Mimmo Di Gregorio
Quanto è bello cucinare italiano
Sono particolarmente orgoglioso di essere il primo ad inaugurare questa rubrica di sala&cucina dedicata alla cucina italiana, perché è nella mia natura e in quella della mia famiglia rendere omaggio, ogni giorno, allo straordinario patrimonio che la compone.
Oggi, per raggiungere obiettivi di eccellenza nel lavoro di valorizzazione della cucina italiana, bisogna puntare sulla squadra.

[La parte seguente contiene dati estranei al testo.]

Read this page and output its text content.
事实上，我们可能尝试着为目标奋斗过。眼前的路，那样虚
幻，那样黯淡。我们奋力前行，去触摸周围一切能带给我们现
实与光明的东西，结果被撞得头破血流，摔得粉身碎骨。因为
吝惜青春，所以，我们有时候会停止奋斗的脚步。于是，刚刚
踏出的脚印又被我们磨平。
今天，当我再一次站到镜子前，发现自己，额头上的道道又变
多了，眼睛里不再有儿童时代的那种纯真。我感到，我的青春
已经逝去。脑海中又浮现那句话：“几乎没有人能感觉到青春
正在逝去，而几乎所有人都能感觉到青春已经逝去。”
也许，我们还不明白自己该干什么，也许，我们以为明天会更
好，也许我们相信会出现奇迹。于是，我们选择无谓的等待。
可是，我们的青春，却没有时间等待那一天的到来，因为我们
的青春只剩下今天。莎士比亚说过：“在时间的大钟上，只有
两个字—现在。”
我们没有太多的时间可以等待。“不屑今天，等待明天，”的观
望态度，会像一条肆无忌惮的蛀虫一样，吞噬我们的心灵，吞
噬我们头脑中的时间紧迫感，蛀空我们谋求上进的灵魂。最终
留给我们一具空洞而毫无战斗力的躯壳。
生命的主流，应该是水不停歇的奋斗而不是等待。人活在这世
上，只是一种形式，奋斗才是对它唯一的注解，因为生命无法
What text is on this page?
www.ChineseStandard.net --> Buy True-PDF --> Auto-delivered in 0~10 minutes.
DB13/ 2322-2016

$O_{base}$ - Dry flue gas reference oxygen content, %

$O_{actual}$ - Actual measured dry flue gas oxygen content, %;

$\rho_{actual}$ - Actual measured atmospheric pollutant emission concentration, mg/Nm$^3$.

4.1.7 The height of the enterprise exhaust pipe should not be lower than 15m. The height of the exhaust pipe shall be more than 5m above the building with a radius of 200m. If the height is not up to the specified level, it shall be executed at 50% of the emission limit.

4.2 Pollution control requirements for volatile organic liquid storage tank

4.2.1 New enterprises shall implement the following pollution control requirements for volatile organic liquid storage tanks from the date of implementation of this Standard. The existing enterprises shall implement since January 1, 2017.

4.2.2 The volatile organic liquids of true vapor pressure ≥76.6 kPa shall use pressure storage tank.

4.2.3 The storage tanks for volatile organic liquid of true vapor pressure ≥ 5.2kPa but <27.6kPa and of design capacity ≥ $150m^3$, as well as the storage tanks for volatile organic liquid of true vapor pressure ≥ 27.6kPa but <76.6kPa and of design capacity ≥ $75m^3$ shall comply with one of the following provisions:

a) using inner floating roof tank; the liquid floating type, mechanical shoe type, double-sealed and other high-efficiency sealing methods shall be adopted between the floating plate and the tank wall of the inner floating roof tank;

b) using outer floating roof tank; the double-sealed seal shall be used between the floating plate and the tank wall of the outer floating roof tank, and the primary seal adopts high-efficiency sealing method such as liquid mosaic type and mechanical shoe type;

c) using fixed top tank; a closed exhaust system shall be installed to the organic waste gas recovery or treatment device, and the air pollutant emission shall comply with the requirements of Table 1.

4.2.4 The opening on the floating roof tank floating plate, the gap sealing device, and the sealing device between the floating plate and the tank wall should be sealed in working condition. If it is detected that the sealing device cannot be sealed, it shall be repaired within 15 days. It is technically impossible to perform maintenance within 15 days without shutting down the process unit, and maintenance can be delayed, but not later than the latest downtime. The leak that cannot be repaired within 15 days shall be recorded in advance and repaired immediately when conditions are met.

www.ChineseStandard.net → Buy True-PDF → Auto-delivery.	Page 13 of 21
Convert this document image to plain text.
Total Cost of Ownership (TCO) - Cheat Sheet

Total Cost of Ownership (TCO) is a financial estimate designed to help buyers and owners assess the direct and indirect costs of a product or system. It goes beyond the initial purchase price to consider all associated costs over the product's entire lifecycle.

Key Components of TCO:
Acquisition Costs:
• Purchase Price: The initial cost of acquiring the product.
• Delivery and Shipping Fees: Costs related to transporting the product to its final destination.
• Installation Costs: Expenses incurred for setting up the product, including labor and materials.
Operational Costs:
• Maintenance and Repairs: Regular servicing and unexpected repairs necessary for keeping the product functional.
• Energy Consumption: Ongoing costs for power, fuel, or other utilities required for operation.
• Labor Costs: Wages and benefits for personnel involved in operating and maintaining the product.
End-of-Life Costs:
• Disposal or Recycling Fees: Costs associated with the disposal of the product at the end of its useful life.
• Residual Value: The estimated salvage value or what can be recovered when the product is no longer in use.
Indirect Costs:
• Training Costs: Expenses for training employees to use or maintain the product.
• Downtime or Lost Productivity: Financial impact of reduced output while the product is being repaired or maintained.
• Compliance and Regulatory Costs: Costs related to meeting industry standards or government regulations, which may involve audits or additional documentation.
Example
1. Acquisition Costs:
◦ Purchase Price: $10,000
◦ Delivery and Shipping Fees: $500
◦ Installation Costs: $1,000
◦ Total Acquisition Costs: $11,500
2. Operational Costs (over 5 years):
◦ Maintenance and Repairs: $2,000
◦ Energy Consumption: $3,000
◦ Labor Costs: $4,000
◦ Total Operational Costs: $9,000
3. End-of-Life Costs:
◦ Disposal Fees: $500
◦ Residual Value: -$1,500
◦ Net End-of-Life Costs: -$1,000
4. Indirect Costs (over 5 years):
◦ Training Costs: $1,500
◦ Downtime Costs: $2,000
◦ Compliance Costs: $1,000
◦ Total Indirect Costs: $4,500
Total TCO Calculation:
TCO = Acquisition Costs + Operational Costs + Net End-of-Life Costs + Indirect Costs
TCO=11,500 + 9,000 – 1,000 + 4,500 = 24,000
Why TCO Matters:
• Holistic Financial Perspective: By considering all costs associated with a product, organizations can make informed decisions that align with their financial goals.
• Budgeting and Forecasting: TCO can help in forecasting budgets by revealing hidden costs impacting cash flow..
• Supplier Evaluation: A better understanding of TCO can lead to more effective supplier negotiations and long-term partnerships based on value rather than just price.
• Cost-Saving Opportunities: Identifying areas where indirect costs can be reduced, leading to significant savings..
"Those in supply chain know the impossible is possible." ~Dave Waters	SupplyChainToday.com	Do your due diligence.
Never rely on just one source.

È infatti pur vero che ci devono essere delle radici di scuole di pensiero, che sono state tramandate nel tempo, a volta attraverso la famiglia (che resta il nucleo portante della cucina italiana tradizionale), altre volte grazie a modelli formativi e comportamentali appresi nelle scuole e sui luoghi di lavoro, ma è altrettanto vero che devono essere ben capitanate: lo splendido solista non esiste e, sempre, anche se è un leader deve essere affiancato dai singoli reparti che compongono quella grande splendida orchestra che, in ogni parte d’Italia, compone la vita di un ristorante: dal lavapiatti allo chef, passando per i diversi ruoli di sala e cucina, che devono acquisire il loro grado di responsabilità.
Nel mio caso specifico, nella mia osteria, oltre al rispetto dei ruoli e al senso di responsabilità, le persone che lavorano con me sono chiamate ad assolvere ad una funzione importantissima che è rendere, con ogni loro comportamento, ciò che siamo: una famiglia fatta di convivialità e spirito grande di passione. Vogliamo far percepire all’ospite questo senso di famiglia, che vive e lavora in un territorio tra i più belli al mondo, non fosse altro per i doni che la terra e il mare davanti a noi ci danno ogni giorno per comporre piatti che rimangono ancorati ad un concetto, per me irrinunciabile: la cucina è lì dove si fa.
Il successo dello Stuzzichino, piccolo come il suo nome ma grande per la quotidiana soddisfazione, deriva proprio dal rappresentare il proprio territorio.
In un tempo non lontano si parlava, e ancora avviene, di mediterraneità, di cucina regionale, di tradizione locale. Tutti concetti condivisibili e il nostro locale è in sintonia con tutto questo, a cominciare dal risalto che meritano i prodotti locali e valorizzando il territorio.
Ma la dimensione in cui ci troviamo ad operare è ormai planetaria e ciò che ci viene riconosciuto è proprio l’italianità nel suo insieme.
Ecco quindi che è bello, anche per noi, far percepire e far capire le diversità dei luoghi e delle cucine – irpina, flegrea, napoletana giusto per fare alcuni esempi – ma sempre in un contesto che va sotto il nome di cucina italiana, perché solo così riusciremo ad affermarci nel mondo.
Altro elemento di sviluppo nell’immediato futuro: gli ingredienti, intesi come modalità di comunicazione. Sul menu deve finalmente diventare normale la presenza del cosiddetto secondo rigo. Ovvero, a far fronte del nome del piatto, nome più o meno fantasioso, deve seguire la breve lista degli ingredienti o, ancor meglio, il nome del produttore che fornisce la materia prima. Un invito a conoscere, dal tavolo del ristorante, un pezzo di storia dei luoghi incentivandone la visita. Questo, del resto, è ciò che ci viene richiesto: una maggior conoscenza dei prodotti, dei luoghi, delle persone.
Infine oggi non bisogna trasgredire il valore del lavoro, ma non solo: non bisogna tradire il valore della legalità, in ogni passaggio della nostra vita professionale. Solo in questo modo potemmo davvero dire quanto è bello cucinare italiano.